Há quem acredite em médiuns. Houve quem acreditasse em João de Deus. Há quem acredite em salvadores da pátria. E houve quem acreditasse em mitos. Enganar crédulos é tarefa aparentemente fácil, sobretudo quando para estes resta pouca ou nenhuma esperança. Seja qual for a dor, do corpo ou do espírito, haverá sempre quem se apresente com a fórmula mágica para curá-la. Foi assim que o canastrão de Abadiânia enganou milhares de pessoas por 40 anos, oferecendo soluções “milagrosas” para doenças que a medicina e a ciência não conseguem curar. Em troca de apalpadelas aqui e ali.

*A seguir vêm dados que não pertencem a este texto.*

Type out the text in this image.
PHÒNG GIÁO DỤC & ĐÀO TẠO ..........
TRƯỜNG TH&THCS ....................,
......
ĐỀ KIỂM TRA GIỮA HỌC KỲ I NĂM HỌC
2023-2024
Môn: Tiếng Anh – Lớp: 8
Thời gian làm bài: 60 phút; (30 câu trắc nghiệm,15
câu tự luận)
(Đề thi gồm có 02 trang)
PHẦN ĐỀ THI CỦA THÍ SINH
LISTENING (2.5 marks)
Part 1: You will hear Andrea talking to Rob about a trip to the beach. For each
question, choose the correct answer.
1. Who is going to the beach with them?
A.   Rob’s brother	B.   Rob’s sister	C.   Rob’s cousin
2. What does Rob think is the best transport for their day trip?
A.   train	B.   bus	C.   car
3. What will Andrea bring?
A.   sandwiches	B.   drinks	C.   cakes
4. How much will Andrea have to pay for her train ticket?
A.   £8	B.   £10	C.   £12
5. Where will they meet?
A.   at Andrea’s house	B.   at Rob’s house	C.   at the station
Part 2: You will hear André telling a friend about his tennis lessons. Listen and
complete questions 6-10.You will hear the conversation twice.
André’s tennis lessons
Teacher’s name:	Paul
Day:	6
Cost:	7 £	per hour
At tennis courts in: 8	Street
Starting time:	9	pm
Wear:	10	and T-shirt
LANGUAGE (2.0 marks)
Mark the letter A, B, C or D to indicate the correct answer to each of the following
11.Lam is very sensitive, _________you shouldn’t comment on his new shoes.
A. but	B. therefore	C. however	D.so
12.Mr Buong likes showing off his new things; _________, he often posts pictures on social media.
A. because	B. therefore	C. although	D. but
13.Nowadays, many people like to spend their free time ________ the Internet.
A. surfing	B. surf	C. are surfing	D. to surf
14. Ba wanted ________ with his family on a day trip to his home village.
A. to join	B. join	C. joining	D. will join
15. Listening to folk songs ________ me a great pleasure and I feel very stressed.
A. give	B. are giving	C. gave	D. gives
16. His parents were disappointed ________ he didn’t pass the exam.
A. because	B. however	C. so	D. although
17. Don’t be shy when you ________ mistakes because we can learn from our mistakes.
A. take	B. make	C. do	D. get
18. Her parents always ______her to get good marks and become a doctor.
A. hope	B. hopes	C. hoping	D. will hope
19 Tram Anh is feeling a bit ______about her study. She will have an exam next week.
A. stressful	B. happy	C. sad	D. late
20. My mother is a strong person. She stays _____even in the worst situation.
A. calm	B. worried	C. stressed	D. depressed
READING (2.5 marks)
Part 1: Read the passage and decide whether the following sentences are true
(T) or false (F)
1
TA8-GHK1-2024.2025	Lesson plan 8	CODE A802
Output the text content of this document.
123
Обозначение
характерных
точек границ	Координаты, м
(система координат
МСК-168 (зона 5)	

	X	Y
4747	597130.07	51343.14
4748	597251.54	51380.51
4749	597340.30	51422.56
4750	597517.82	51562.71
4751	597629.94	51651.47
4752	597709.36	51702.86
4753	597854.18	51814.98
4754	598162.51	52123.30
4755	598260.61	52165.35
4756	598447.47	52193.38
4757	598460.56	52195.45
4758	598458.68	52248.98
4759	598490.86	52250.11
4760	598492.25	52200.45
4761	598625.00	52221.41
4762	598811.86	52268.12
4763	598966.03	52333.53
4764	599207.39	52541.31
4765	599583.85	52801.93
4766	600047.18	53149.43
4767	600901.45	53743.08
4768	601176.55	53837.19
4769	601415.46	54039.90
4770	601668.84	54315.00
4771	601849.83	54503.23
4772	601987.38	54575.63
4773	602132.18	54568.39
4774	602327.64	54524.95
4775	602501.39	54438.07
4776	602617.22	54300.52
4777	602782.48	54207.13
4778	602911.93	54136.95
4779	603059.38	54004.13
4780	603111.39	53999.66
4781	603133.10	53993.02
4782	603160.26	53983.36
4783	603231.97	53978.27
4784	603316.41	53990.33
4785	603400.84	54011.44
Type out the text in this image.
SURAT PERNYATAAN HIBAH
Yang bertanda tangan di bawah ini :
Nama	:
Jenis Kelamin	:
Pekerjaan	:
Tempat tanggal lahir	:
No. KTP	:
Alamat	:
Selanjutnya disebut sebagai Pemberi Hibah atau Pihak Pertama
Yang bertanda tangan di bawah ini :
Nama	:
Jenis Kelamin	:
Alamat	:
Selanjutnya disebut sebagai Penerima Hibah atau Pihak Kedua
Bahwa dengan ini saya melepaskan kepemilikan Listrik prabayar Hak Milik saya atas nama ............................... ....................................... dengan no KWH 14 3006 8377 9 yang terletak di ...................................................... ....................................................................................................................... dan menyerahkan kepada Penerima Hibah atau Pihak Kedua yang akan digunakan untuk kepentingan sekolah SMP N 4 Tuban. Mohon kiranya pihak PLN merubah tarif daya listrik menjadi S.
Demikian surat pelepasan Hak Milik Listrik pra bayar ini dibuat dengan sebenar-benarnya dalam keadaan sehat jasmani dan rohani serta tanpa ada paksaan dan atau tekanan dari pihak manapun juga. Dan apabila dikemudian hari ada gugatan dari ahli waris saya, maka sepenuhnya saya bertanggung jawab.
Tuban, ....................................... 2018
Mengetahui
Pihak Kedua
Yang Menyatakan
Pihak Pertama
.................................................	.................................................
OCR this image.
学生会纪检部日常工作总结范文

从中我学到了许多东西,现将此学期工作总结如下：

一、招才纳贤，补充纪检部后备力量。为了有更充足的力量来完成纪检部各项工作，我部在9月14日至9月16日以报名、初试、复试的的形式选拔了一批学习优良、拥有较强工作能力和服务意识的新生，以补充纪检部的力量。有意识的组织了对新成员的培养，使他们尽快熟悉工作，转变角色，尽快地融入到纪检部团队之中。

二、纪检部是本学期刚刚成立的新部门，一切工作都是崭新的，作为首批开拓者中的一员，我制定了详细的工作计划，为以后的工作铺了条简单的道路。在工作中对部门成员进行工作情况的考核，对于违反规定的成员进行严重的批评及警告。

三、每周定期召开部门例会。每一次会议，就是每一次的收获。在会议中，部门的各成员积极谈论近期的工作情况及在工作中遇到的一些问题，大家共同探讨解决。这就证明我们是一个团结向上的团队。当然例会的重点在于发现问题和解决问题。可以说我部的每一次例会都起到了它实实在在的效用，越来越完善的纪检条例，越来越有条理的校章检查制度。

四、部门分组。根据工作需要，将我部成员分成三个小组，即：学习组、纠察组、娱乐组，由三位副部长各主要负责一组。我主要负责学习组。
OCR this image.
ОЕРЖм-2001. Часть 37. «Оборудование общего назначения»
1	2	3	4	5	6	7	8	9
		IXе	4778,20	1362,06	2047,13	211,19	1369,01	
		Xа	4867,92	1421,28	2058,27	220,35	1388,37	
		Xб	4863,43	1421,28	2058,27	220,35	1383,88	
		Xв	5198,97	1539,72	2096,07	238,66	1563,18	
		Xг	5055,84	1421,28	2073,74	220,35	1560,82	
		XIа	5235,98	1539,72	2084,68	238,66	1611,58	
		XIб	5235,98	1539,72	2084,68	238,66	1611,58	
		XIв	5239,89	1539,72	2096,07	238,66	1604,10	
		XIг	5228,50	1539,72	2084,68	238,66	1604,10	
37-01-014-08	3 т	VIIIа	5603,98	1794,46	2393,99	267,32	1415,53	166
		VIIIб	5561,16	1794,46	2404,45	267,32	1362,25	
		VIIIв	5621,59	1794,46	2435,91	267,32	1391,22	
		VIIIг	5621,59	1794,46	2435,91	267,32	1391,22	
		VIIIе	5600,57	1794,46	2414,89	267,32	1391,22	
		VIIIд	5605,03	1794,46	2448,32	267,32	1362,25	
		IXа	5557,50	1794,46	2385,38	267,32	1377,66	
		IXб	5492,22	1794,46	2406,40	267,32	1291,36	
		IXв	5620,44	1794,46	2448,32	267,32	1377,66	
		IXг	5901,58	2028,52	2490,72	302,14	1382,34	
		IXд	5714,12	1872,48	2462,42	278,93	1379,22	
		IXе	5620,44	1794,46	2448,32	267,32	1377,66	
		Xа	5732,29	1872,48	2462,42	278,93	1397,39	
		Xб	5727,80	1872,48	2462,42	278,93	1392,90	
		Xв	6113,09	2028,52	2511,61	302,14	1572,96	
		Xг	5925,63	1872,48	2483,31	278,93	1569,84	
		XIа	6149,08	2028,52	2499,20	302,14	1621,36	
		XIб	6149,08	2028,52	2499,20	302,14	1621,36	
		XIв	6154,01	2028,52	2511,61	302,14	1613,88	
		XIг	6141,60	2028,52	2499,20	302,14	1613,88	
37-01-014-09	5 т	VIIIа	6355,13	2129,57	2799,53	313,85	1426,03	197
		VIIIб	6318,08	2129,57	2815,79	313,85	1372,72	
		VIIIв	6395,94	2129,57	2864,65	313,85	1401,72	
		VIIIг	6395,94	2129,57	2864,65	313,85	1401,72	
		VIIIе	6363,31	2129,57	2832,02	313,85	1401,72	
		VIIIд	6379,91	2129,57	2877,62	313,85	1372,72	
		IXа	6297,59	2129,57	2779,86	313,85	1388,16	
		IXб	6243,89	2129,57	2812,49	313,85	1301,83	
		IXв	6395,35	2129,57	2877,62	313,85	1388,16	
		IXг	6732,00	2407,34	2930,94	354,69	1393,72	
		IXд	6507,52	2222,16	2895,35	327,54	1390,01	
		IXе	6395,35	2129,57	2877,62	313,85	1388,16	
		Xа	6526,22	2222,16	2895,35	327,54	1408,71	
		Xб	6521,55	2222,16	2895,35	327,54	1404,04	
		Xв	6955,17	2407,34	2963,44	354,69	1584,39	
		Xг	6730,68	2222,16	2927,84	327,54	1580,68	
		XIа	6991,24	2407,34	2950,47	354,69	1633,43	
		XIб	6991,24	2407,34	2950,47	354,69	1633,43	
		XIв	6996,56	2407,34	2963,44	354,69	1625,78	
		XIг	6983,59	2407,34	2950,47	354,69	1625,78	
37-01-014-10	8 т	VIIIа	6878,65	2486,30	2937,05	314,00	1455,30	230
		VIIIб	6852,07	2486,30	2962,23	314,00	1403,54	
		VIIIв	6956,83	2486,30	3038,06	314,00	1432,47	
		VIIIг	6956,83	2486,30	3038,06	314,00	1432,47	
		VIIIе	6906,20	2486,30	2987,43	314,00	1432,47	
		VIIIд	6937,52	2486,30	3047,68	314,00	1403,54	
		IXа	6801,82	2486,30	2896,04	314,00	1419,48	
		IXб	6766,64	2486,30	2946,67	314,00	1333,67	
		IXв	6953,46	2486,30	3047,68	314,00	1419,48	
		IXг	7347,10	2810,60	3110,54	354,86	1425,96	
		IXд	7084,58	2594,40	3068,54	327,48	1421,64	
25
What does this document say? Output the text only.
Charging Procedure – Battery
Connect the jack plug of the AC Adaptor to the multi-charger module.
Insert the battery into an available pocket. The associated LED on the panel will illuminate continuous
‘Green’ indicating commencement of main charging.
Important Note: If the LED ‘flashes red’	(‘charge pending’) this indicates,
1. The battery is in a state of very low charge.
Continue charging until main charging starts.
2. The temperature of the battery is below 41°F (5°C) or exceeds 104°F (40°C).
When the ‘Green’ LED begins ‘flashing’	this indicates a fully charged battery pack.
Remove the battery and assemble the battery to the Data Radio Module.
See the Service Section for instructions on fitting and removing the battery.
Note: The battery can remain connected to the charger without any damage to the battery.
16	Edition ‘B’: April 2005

João de Deus construiu uma reputação de tal maneira sólida que mesmo os que ouviam insistentes rumores de que ele abusava de pacientes preferiram não acreditar. Por isso, também centenas de vítimas do médium sentiam-se pouco à vontade para denunciá-lo. O caso dele se assemelha ao do czar da fertilização, o médico Roger Abdelmassih, condenado a 181 anos de cadeia pelo estupro de algumas dezenas de pacientes. Famoso, respeitado como o João de Abadiânia, o Roger de São Paulo só foi desmascarado quando a primeira paciente veio a público denunciá-lo. Depois, encorajadas, surgiram dezenas.
No plano político ocorreu o mesmo com o ex-presidente Fernando Collor, que encantou o Brasil anunciando que limparia o país de funcionários públicos com supersalários. Depois, aproveitando-se da péssima fama do então presidente José Sarney, jurou que higienizaria o país da corrupção e que mandaria prender todos os políticos corruptos. Foi assim que consolidou a imagem de que era mesmo o homem fadado a levar o Brasil para o lugar de glória a ele reservado no panteão das nações. Foi o primeiro presidente a ser afastado por corrupção.
Arrisco a dizer que nem mesmo o primeiro grande mito da Nova República, o presidente Tancredo Neves, que morreu antes de tomar posse, teria condições políticas de cumprir as promessas feitas na condição de primeiro presidente civil depois da ditadura. “Vim para promover mudanças políticas, econômicas, sociais e culturais”, prometeu ele no discurso da vitória no Colégio Eleitoral, de 1985. Sarney, que herdou o seu mandato, conseguiu, com o apoio de uma Constituinte soberana, cumprir apenas a mudança política.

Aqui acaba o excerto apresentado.